I am using a GUI. So if I understand correctly, I have 2 options.

  1. Pull all submissions and export only the dates I want (not ideal as not automatic)
  2. Upgrade from v.1.9 to v.1.10? Will I be able to export the latest data this way, i.e. does the system recognise the last submission that was downloaded previously. Sorry this is the bit I don't quite understand.

I am afraid I am not versed in database language (my colleague has built our system) so I have asked him to help me with your last paragraph.

Many thanks again,

Fran


(Frances James) #4

@yanokwa just checking you saw my reply above? Many thanks :slight_smile:


(Yaw Anokwa) #5

Hi @Frances, let me try to be a little more precise!

Briefcase scans Aggregate's entire data store every time you pull and tries to download every submission that Aggregate has. Briefcase has no idea what submission is "new". It just tries to get every submission that it does not have. It's not straightforward to change this behavior.

Once submissions are in Briefcase, you can specify a date range for export. If you use the GUI, you have to manually set that date rage. If you use the CLI, you can wrap that export command in a script that updates the start date each time you run the script so it exports the data from that day.

I haven't tested this script (macOS, Linux) lately, but I'd be something like...

#!/bin/bash

JAVA_BIN="/usr/bin/java"
BRIEFCASE_JAR="/home/briefcase/briefcase.jar"

AGGREGATE_URL="https://example.com/ODKAggregate"
ODK_USERNAME="briefcase"
ODK_PASSWORD="mysupersecretpassword"

STORAGE_DIR="/home/briefcase"
EXPORT_DIR="/home/briefcase/exported"

FORM_IDS=($(curl --silent "X-OpenRosa-Version:1.0" "$AGGREGATE_URL"/formList 2>&1 | awk -F "=|\"" '{print $4}'))
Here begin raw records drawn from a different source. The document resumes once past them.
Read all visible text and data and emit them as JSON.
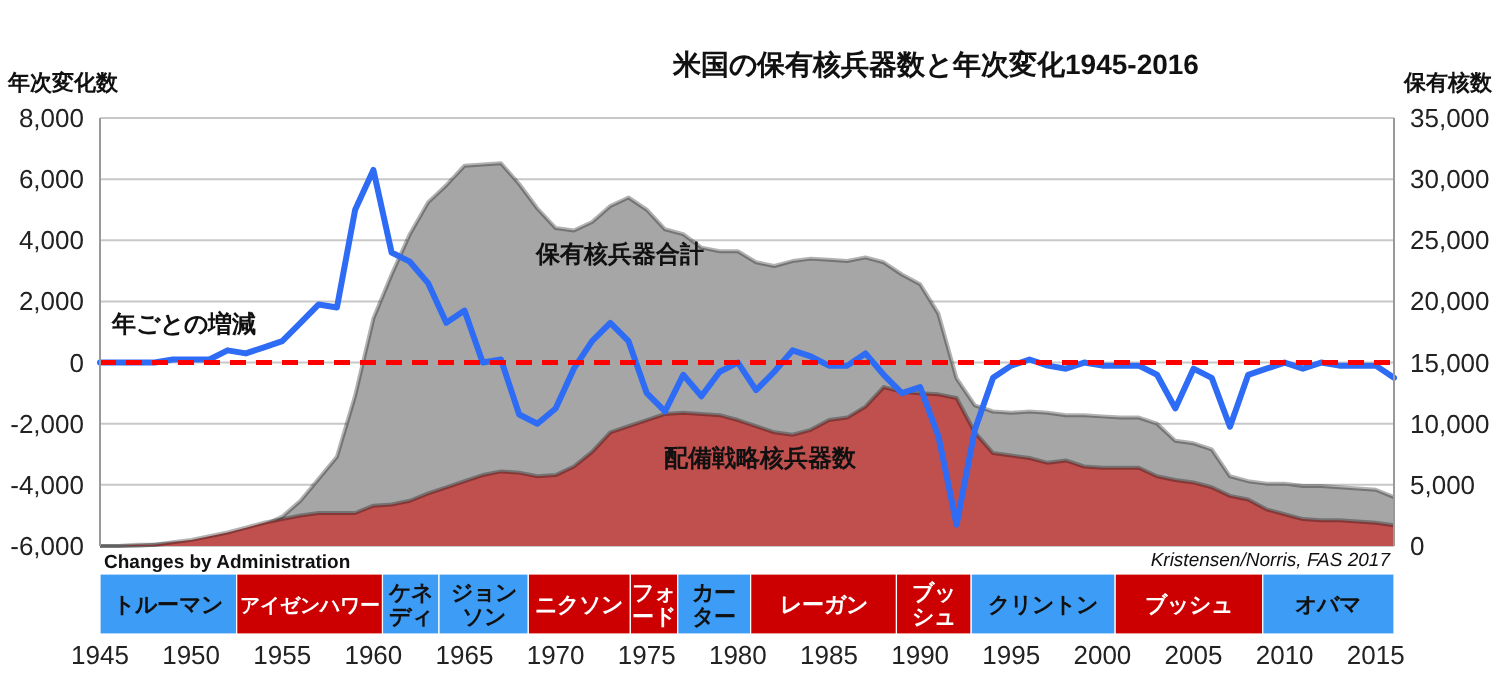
{
  "chart_data": [
    {
      "type": "area",
      "title": "米国の保有核兵器数と年次変化1945-2016",
      "ylabel": "年次変化数",
      "y2label": "保有核数",
      "x": [
        1945,
        1946,
        1947,
        1948,
        1949,
        1950,
        1951,
        1952,
        1953,
        1954,
        1955,
        1956,
        1957,
        1958,
        1959,
        1960,
        1961,
        1962,
        1963,
        1964,
        1965,
        1966,
        1967,
        1968,
        1969,
        1970,
        1971,
        1972,
        1973,
        1974,
        1975,
        1976,
        1977,
        1978,
        1979,
        1980,
        1981,
        1982,
        1983,
        1984,
        1985,
        1986,
        1987,
        1988,
        1989,
        1990,
        1991,
        1992,
        1993,
        1994,
        1995,
        1996,
        1997,
        1998,
        1999,
        2000,
        2001,
        2002,
        2003,
        2004,
        2005,
        2006,
        2007,
        2008,
        2009,
        2010,
        2011,
        2012,
        2013,
        2014,
        2015,
        2016
      ],
      "series": [
        {
          "name": "保有核兵器合計",
          "axis": "y2",
          "color": "#a6a6a6",
          "values": [
            0,
            0,
            0,
            100,
            200,
            300,
            400,
            800,
            1200,
            1700,
            2400,
            3700,
            5500,
            7300,
            12300,
            18600,
            22200,
            25500,
            28100,
            29500,
            31100,
            31200,
            31300,
            29600,
            27600,
            26000,
            25800,
            26500,
            27800,
            28500,
            27500,
            25900,
            25500,
            24400,
            24100,
            24100,
            23200,
            22900,
            23300,
            23500,
            23400,
            23300,
            23600,
            23200,
            22200,
            21400,
            19000,
            13700,
            11500,
            11000,
            10900,
            11000,
            10900,
            10700,
            10700,
            10600,
            10500,
            10500,
            10000,
            8600,
            8400,
            7900,
            5700,
            5300,
            5100,
            5100,
            4900,
            4900,
            4800,
            4700,
            4600,
            4000
          ]
        },
        {
          "name": "配備戦略核兵器数",
          "axis": "y2",
          "color": "#c0504d",
          "values": [
            0,
            0,
            100,
            100,
            300,
            500,
            800,
            1100,
            1500,
            1900,
            2200,
            2500,
            2700,
            2700,
            2700,
            3300,
            3400,
            3700,
            4300,
            4800,
            5300,
            5800,
            6100,
            6000,
            5700,
            5800,
            6500,
            7700,
            9300,
            9800,
            10300,
            10800,
            10900,
            10800,
            10700,
            10300,
            9800,
            9300,
            9100,
            9500,
            10300,
            10500,
            11400,
            13000,
            12600,
            12500,
            12400,
            12100,
            9300,
            7600,
            7400,
            7200,
            6800,
            7000,
            6500,
            6400,
            6400,
            6400,
            5700,
            5400,
            5200,
            4800,
            4100,
            3800,
            3000,
            2600,
            2200,
            2100,
            2100,
            2000,
            1900,
            1700
          ]
        },
        {
          "name": "年ごとの増減",
          "type": "line",
          "axis": "y",
          "color": "#2e6cf5",
          "values": [
            0,
            0,
            0,
            0,
            100,
            100,
            100,
            400,
            300,
            500,
            700,
            1300,
            1900,
            1800,
            5000,
            6300,
            3600,
            3300,
            2600,
            1300,
            1700,
            0,
            100,
            -1700,
            -2000,
            -1500,
            -200,
            700,
            1300,
            700,
            -1000,
            -1600,
            -400,
            -1100,
            -300,
            0,
            -900,
            -300,
            400,
            200,
            -100,
            -100,
            300,
            -400,
            -1000,
            -800,
            -2400,
            -5300,
            -2200,
            -500,
            -100,
            100,
            -100,
            -200,
            0,
            -100,
            -100,
            -100,
            -400,
            -1500,
            -200,
            -500,
            -2100,
            -400,
            -200,
            0,
            -200,
            0,
            -100,
            -100,
            -100,
            -500
          ]
        }
      ],
      "xlim": [
        1945,
        2016
      ],
      "tick_labels": "y",
      "ylim": [
        -6000,
        8000
      ],
      "yticks": [
        {
          "value": -6000,
          "label": "-6,000"
        },
        {
          "value": -4000,
          "label": "-4,000"
        },
        {
          "value": -2000,
          "label": "-2,000"
        },
        0,
        {
          "value": 2000,
          "label": "2,000"
        },
        {
          "value": 4000,
          "label": "4,000"
        },
        {
          "value": 6000,
          "label": "6,000"
        },
        {
          "value": 8000,
          "label": "8,000"
        }
      ],
      "y2lim": [
        0,
        35000
      ],
      "y2ticks": [
        0,
        {
          "value": 5000,
          "label": "5,000"
        },
        {
          "value": 10000,
          "label": "10,000"
        },
        {
          "value": 15000,
          "label": "15,000"
        },
        {
          "value": 20000,
          "label": "20,000"
        },
        {
          "value": 25000,
          "label": "25,000"
        },
        {
          "value": 30000,
          "label": "30,000"
        },
        {
          "value": 35000,
          "label": "35,000"
        }
      ],
      "ref_lines": [
        {
          "axis": "y",
          "value": 0,
          "color": "#ff0000",
          "line_style": "dashed"
        }
      ],
      "annotations": [
        "Kristensen/Norris, FAS 2017"
      ],
      "grid": "y",
      "marker": "none",
      "line_style": "solid"
    },
    {
      "type": "bar",
      "orientation": "horizontal",
      "title": "Changes by Administration",
      "categories": [
        null
      ],
      "tick_labels": "x",
      "xlim": [
        1945,
        2016
      ],
      "xticks": [
        1945,
        1950,
        1955,
        1960,
        1965,
        1970,
        1975,
        1980,
        1985,
        1990,
        1995,
        2000,
        2005,
        2010,
        2015
      ],
      "series": [
        {
          "name": "トルーマン",
          "color": "#3d9cf5",
          "base": [
            1945
          ],
          "values": [
            7.5
          ]
        },
        {
          "name": "アイゼンハワー",
          "color": "#cc0000",
          "base": [
            1952.5
          ],
          "values": [
            8
          ]
        },
        {
          "name": "ケネディ",
          "color": "#3d9cf5",
          "base": [
            1960.5
          ],
          "values": [
            3.1
          ]
        },
        {
          "name": "ジョンソン",
          "color": "#3d9cf5",
          "base": [
            1963.6
          ],
          "values": [
            4.9
          ]
        },
        {
          "name": "ニクソン",
          "color": "#cc0000",
          "base": [
            1968.5
          ],
          "values": [
            5.6
          ]
        },
        {
          "name": "フォード",
          "color": "#cc0000",
          "base": [
            1974.1
          ],
          "values": [
            2.6
          ]
        },
        {
          "name": "カーター",
          "color": "#3d9cf5",
          "base": [
            1976.7
          ],
          "values": [
            4
          ]
        },
        {
          "name": "レーガン",
          "color": "#cc0000",
          "base": [
            1980.7
          ],
          "values": [
            8
          ]
        },
        {
          "name": "ブッシュ",
          "color": "#cc0000",
          "base": [
            1988.7
          ],
          "values": [
            4.1
          ]
        },
        {
          "name": "クリントン",
          "color": "#3d9cf5",
          "base": [
            1992.8
          ],
          "values": [
            7.9
          ]
        },
        {
          "name": "ブッシュ",
          "color": "#cc0000",
          "base": [
            2000.7
          ],
          "values": [
            8.1
          ]
        },
        {
          "name": "オバマ",
          "color": "#3d9cf5",
          "base": [
            2008.8
          ],
          "values": [
            7.2
          ]
        }
      ]
    }
  ]
}
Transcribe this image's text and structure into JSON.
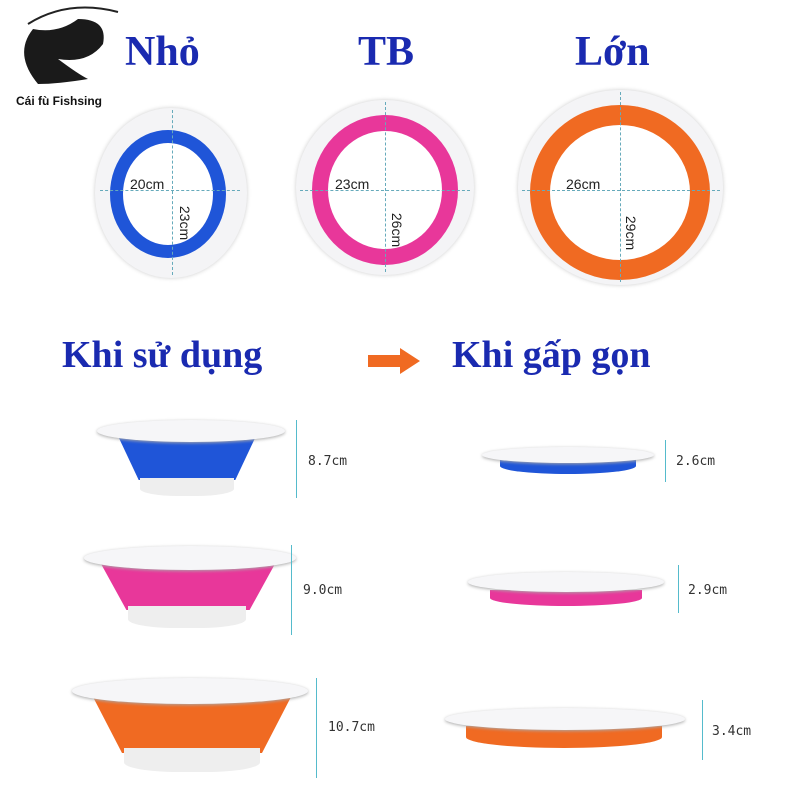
{
  "logo": {
    "text": "Cái fù Fishsing",
    "icon": "fish-icon"
  },
  "sizes": [
    {
      "label": "Nhỏ",
      "width": "20cm",
      "length": "23cm",
      "color": "#1f55d8",
      "height_open": "8.7cm",
      "height_folded": "2.6cm"
    },
    {
      "label": "TB",
      "width": "23cm",
      "length": "26cm",
      "color": "#e8379a",
      "height_open": "9.0cm",
      "height_folded": "2.9cm"
    },
    {
      "label": "Lớn",
      "width": "26cm",
      "length": "29cm",
      "color": "#f06a22",
      "height_open": "10.7cm",
      "height_folded": "3.4cm"
    }
  ],
  "headings": {
    "in_use": "Khi sử dụng",
    "folded": "Khi gấp gọn",
    "arrow_color": "#f06a22"
  }
}
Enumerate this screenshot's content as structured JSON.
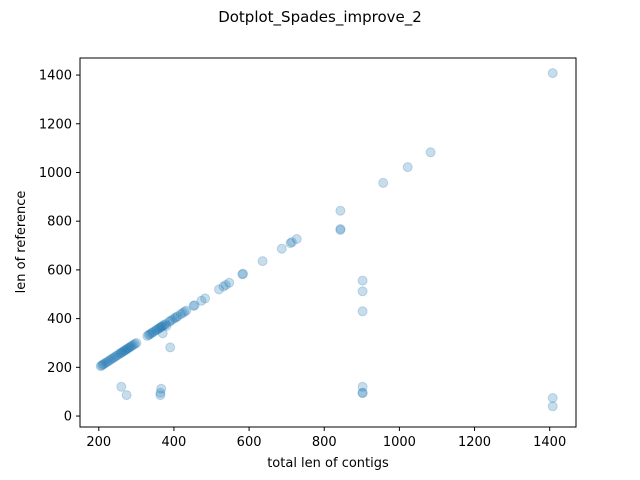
{
  "chart_data": {
    "type": "scatter",
    "title": "Dotplot_Spades_improve_2",
    "xlabel": "total len of contigs",
    "ylabel": "len of reference",
    "xlim": [
      150,
      1470
    ],
    "ylim": [
      -45,
      1470
    ],
    "xticks": [
      200,
      400,
      600,
      800,
      1000,
      1200,
      1400
    ],
    "yticks": [
      0,
      200,
      400,
      600,
      800,
      1000,
      1200,
      1400
    ],
    "xtick_labels": [
      "200",
      "400",
      "600",
      "800",
      "1000",
      "1200",
      "1400"
    ],
    "ytick_labels": [
      "0",
      "200",
      "400",
      "600",
      "800",
      "1000",
      "1200",
      "1400"
    ],
    "grid": false,
    "legend": false,
    "marker_color": "#1f77b4",
    "marker_alpha": 0.25,
    "series": [
      {
        "x": [
          1408,
          1083,
          1022,
          957,
          843,
          843,
          843,
          727,
          714,
          710,
          687,
          636,
          584,
          582,
          547,
          538,
          532,
          520,
          483,
          473,
          455,
          452,
          433,
          428,
          423,
          418,
          410,
          406,
          402,
          396,
          391,
          387,
          378,
          374,
          370,
          367,
          365,
          362,
          358,
          355,
          352,
          347,
          343,
          340,
          336,
          333,
          329,
          300,
          296,
          292,
          288,
          285,
          282,
          279,
          276,
          273,
          270,
          267,
          264,
          261,
          258,
          255,
          250,
          246,
          242,
          238,
          234,
          230,
          226,
          222,
          218,
          214,
          211,
          208,
          205,
          902,
          902,
          902,
          902,
          902,
          902,
          1408,
          1408,
          390,
          380,
          370,
          366,
          364,
          364,
          260,
          274
        ],
        "y": [
          1408,
          1083,
          1022,
          957,
          843,
          768,
          764,
          727,
          714,
          710,
          687,
          636,
          584,
          582,
          547,
          538,
          532,
          520,
          483,
          473,
          455,
          452,
          433,
          428,
          423,
          418,
          410,
          406,
          402,
          396,
          391,
          387,
          378,
          374,
          370,
          367,
          365,
          362,
          358,
          355,
          352,
          347,
          343,
          340,
          336,
          333,
          329,
          300,
          296,
          292,
          288,
          285,
          282,
          279,
          276,
          273,
          270,
          267,
          264,
          261,
          258,
          255,
          250,
          246,
          242,
          238,
          234,
          230,
          226,
          222,
          218,
          214,
          211,
          208,
          205,
          556,
          512,
          430,
          120,
          96,
          94,
          74,
          40,
          282,
          370,
          340,
          112,
          96,
          86,
          120,
          86
        ]
      }
    ]
  }
}
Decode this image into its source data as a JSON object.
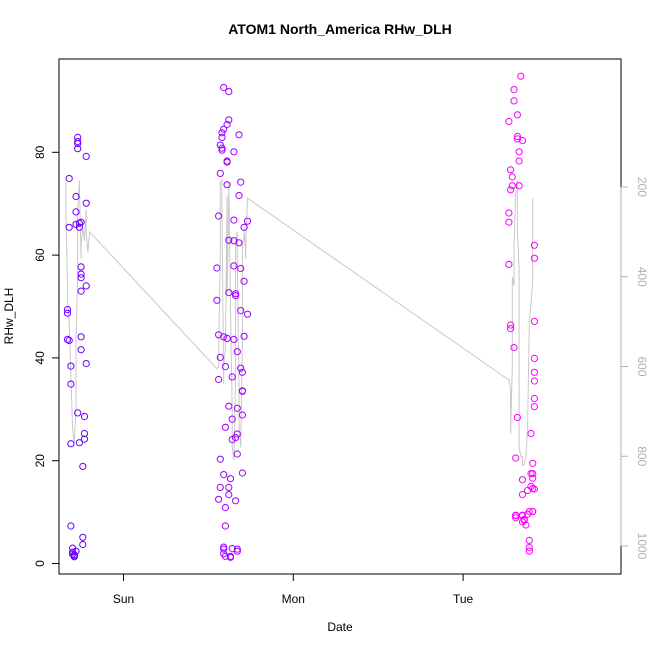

YESTERDAY=$(date +%Y/%m/%d -d "1 days ago")
TODAY=$(date +%Y/%m/%d)

for FORM_ID in "${FORM_IDS[@]}"; do
	echo "Downloading $FORM..."
	"$JAVA_BIN" -jar "$BRIEFCASE_JAR" --form_id "$FORM_ID" --storage_directory "$STORAGE_DIR" --aggregate_url "$AGGREGATE_URL" --odk_username "$ODK_USERNAME" --odk_password "$ODK_PASSWORD"
	echo "Exporting $FORM..."
	"$JAVA_BIN" -jar "$BRIEFCASE_JAR" --form_id "$FORM_ID" --storage_directory "$STORAGE_DIR" --export_directory "$EXPORT_DIR" --export_filename "$FORM_ID-$YESTERDAY".csv --exclude_media_export --overwrite_csv_export --export_start_date "$YESTERDAY" --export_end_date "$TODAY";
done

So if you ran the above script every day with cron, then the $YESTERDAY and $TODAY variables will change and give you daily exports which would be the "new" submissions.